Technologien mit oder ohne künstliche Intelligenz sind nur dann sinnvoll im Kundenservice eingesetzt, wenn die Systeme benutzerfreundlich sind. Das bedeutet, dass sowohl Mitarbeiter als auch Kunden leicht verstehen sollten, wie man die Technologie nutzt. Schulungen für Mitarbeiter sind wichtig, damit sie wissen, wie sie die neuen Systeme effektiv einsetzen können.

5. verbessern sie das arbeitsumfeld ihrer mitarbeiter

Das Arbeitsumfeld spielt eine große Rolle für das Wohlbefinden der Mitarbeiter im telefonischen Kundenservice. Unternehmen sollten darauf achten, dass ihre Mitarbeiter ausreichend Pausen haben und diese auch aktiv nutzen. So können sie zum Beispiel spezielle Pausenräume einrichten, in denen Mitarbeiter entspannen oder sich unterhalten können – vielleicht sogar mit Annehmlichkeiten wie bequemen Sitzgelegenheiten oder einer kleinen Snack-Bar.

Speziell dann, wenn über einen längeren Zeitraum viele Beschwerdeanrufe zu erwarten sind, ist angeleitete Supervision für das Kundenservice-Team eine weitere sehr gute Möglichkeit. Das bedeutet, dass Mitarbeiter regelmäßig die Möglichkeit haben sollten, ihre Erfahrungen und Herausforderungen in einem geschützten Rahmen zu besprechen. Dies könnte in Form von Gruppensitzungen oder Einzelgesprächen mit einem erfahrenen Supervisor geschehen. Solche Gespräche helfen den Mitarbeitern nicht nur dabei, ihren Stress abzubauen, sondern bieten auch eine Plattform zum Austausch von Best Practices.

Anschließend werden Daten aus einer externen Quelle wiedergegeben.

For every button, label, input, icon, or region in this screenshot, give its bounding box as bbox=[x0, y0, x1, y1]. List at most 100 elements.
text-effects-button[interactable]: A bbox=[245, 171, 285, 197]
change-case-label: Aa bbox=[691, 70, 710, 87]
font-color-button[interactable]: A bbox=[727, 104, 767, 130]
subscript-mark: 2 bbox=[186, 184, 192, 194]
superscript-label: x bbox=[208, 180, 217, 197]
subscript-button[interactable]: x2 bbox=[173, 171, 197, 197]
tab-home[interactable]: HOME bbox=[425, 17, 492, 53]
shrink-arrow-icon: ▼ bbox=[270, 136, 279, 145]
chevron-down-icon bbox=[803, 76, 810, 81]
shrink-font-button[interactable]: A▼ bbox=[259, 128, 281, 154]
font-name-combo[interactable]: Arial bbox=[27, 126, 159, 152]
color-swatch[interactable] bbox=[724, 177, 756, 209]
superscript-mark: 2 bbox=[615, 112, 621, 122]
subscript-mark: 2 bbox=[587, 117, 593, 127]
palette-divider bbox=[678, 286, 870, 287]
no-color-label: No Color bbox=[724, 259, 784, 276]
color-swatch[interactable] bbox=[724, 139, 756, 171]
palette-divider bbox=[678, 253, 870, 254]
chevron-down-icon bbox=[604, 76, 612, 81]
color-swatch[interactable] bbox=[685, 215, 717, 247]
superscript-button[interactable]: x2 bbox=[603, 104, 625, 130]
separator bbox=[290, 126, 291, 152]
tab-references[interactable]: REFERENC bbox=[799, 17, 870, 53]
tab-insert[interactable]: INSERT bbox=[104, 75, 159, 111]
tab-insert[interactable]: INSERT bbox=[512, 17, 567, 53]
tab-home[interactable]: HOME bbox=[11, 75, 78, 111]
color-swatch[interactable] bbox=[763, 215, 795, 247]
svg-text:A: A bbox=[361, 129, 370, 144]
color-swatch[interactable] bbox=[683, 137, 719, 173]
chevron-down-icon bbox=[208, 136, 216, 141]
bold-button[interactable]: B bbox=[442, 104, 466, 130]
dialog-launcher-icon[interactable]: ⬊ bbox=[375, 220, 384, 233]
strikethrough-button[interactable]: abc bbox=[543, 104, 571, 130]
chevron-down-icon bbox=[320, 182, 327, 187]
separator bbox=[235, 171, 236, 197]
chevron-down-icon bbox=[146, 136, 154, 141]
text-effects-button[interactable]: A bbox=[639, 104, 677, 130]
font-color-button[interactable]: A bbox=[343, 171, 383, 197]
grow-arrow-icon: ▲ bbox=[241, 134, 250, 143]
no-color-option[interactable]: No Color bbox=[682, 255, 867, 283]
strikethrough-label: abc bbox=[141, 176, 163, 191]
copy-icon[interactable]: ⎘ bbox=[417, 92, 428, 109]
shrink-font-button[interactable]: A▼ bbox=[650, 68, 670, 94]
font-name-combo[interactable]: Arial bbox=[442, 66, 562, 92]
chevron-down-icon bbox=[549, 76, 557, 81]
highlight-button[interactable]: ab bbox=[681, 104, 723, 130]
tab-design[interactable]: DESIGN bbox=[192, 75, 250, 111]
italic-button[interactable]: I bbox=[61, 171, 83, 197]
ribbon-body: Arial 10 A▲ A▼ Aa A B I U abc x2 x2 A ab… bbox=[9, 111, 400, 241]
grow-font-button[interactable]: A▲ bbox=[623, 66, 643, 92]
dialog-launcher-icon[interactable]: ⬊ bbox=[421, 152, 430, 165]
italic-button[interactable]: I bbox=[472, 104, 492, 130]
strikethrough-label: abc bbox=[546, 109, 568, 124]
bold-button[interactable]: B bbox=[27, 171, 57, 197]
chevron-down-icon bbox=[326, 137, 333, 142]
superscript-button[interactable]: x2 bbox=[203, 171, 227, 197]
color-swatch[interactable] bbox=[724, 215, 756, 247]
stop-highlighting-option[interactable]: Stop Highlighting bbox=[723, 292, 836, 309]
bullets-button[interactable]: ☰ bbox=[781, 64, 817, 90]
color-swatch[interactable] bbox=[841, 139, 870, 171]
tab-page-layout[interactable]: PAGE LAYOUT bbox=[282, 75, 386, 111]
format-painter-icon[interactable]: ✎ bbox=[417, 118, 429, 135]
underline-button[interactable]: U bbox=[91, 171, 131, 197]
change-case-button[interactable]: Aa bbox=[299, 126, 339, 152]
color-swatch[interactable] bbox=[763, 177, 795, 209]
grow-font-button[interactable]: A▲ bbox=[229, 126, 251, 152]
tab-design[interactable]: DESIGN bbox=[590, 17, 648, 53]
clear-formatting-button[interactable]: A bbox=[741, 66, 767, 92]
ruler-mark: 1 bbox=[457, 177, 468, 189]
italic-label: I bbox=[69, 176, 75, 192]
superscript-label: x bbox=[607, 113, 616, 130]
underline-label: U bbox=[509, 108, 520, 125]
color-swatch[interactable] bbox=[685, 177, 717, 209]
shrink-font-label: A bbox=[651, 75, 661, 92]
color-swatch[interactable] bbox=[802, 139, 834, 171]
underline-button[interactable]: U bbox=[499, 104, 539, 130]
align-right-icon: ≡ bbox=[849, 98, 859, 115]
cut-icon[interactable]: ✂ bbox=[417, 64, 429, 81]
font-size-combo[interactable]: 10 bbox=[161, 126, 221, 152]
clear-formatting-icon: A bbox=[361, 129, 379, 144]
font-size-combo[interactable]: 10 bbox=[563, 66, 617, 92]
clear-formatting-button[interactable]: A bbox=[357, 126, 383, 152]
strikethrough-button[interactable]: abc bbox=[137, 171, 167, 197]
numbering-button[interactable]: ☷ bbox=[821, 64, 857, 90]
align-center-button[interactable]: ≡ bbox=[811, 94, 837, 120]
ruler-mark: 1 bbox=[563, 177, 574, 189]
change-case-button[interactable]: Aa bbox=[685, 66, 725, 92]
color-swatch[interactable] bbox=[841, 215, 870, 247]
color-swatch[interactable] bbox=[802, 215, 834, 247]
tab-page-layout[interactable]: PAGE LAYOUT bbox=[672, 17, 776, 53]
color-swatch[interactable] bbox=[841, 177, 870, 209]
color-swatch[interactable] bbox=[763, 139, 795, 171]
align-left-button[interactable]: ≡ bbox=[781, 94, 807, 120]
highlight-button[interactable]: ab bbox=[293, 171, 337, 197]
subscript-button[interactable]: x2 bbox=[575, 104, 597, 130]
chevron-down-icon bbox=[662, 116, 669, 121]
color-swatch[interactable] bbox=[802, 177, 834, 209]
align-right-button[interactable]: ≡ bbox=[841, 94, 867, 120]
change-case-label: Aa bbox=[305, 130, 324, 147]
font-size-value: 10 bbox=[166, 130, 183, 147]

Psychologische Unterstützung sollte ebenfalls Teil des Angebots sein. Unternehmen könnten Programme zur mentalen Gesundheit einführen oder externe Fachkräfte engagieren, die den Mitarbeitern bei Bedarf zur Seite stehen. Workshops zur Stressbewältigung oder zur Förderung von Resilienz könnten ebenfalls angeboten werden.

Wenn Mitarbeiter sich wertgeschätzt fühlen und wissen, dass ihre Gesundheit ernst genommen wird, sind sie motivierter und engagierter bei ihrer Arbeit. Ein gutes Arbeitsumfeld führt nicht nur zu zufriedeneren Mitarbeitern; es wirkt sich auch positiv auf den Kundenservice aus.